Смирнова в наличии не было. Позвонила ему. Он, обрадовавшись, сообщил, что направляется в ресторан Эгисиани, так как решил, что с ней что-то случилось. Марья Ивановна, сказав, что у нее все в порядке, попросила немедленно поворачивать и ехать домой. Положив трубку, пошла в ванную, умылась, слегка подкрасилась (мама говорила ей, что мужчина должен знать, что его женщина красится не только лишь для своего удовольствия и удовольствия посторонних лиц), переоделась в домашнее, уселась удобнее в свое кресло и только тогда развернула записку.
В ней было написано:
"Вовчик знает об убийстве Крысы все".
Когда она пришла к выводу, что Крыса – это Кристина, в замочной скважине задвигался ключ Смирнова.
Лишь только дверь открылась, и в ее проеме появился Евгений Александрович – в чужих брюках, скособоченный, вымученно улыбающийся, – у Марии Ивановны упало сердце.
– Что с тобой? – спросила она, подавшись к нему.
– Видишь ли, оказывается, у Регины Родионовны домовой никто иной, как Робин Гуд...
– Какой Робин Гуд? У тебя рубашка в крови!
– Робин Гуд, потому что в заднице у меня торчит арбалетная стрела...
Марья Ивановна выгнулась, чтобы посмотреть на упомянутое место.
– Ну, торчала. Мне до сих пор кажется, что она там. Посмотри, если не веришь.
Смирнов вынул из кармана свернутый в трубочку рентгеновский снимок и вручил супруге.
Уставившись в дыру в тазовой кости, дыру размером чуть меньше российской копейки, Марья Ивановна побелела. Увидев, что женщина готова заплакать, Смирнов обнял ее и заулыбался:
– Да не беспокойся ты, врач сказал, что стоять будет.
Потом она его кормила. Евгений Александрович ел стоя и рассказывал о своих визитах к Святославу Валентиновичу и Регине Родионовне.
– Так кто же в тебя стрелял? – спросила Марья Ивановна, когда Смирнов закончил свое повествование.
– Если честно – не знаю.
– Сумасшедший какой-нибудь?
– Вряд ли. Единственно, что можно сказать, так это то, что стрелял человек, не желавший, чтобы я лез не в свои дела.

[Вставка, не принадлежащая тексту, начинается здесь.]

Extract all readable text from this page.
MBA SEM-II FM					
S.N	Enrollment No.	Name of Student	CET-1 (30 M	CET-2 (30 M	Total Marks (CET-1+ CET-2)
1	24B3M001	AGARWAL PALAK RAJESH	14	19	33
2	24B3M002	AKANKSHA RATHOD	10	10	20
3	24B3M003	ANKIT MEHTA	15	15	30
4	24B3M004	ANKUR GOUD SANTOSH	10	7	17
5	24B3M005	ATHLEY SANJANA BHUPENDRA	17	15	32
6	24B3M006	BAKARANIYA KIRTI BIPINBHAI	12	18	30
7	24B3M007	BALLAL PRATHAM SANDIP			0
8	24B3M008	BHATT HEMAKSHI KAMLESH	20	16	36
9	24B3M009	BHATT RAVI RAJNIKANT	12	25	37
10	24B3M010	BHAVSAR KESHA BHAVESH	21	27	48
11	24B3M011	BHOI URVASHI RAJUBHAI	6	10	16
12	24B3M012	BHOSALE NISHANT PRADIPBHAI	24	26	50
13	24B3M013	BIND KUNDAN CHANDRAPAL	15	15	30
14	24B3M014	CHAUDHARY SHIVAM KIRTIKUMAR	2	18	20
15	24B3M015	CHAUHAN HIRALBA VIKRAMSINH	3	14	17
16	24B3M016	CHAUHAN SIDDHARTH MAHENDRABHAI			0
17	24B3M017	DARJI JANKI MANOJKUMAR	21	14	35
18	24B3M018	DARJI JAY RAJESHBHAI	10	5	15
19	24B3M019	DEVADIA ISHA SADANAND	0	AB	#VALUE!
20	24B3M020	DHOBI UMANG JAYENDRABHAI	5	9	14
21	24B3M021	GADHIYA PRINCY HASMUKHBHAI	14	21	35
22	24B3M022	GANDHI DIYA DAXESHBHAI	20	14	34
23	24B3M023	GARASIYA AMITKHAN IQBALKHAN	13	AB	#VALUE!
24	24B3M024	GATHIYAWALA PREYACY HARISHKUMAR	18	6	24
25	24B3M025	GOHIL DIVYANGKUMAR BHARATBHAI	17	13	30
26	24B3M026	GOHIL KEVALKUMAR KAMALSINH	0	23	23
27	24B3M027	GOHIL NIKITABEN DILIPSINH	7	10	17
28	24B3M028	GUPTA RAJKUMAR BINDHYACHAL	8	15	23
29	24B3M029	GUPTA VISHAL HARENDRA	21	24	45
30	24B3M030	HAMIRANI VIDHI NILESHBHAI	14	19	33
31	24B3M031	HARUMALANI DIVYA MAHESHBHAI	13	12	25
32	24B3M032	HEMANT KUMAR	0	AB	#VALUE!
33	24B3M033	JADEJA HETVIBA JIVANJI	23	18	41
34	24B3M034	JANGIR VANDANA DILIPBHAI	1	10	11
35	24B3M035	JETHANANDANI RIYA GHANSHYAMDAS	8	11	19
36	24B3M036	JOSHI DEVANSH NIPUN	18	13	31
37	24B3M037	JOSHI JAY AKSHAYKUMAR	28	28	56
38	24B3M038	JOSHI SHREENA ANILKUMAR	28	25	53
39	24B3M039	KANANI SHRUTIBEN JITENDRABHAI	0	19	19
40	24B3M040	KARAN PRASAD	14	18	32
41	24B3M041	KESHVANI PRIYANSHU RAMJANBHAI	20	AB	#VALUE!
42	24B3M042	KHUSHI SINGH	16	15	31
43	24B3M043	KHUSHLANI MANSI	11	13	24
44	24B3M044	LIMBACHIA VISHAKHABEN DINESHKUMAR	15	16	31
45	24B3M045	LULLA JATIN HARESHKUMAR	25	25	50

– Ты хочешь сказать, что теперь ты никого из известных нам лиц не подозреваешь?
– Да. Этот выстрел не лезет ни в какие ворота.
Смирнов не кривил душой. По дороге домой он пришел к выводу, что выстрел из арбалета пробил насквозь не только его тазовую кость, но и версию.
– В том числе и в мои ворота, – покивала Марья Ивановна. – Полчаса назад я была уверена, что Кристину убил Эгисиани, а теперь не знаю, что и думать.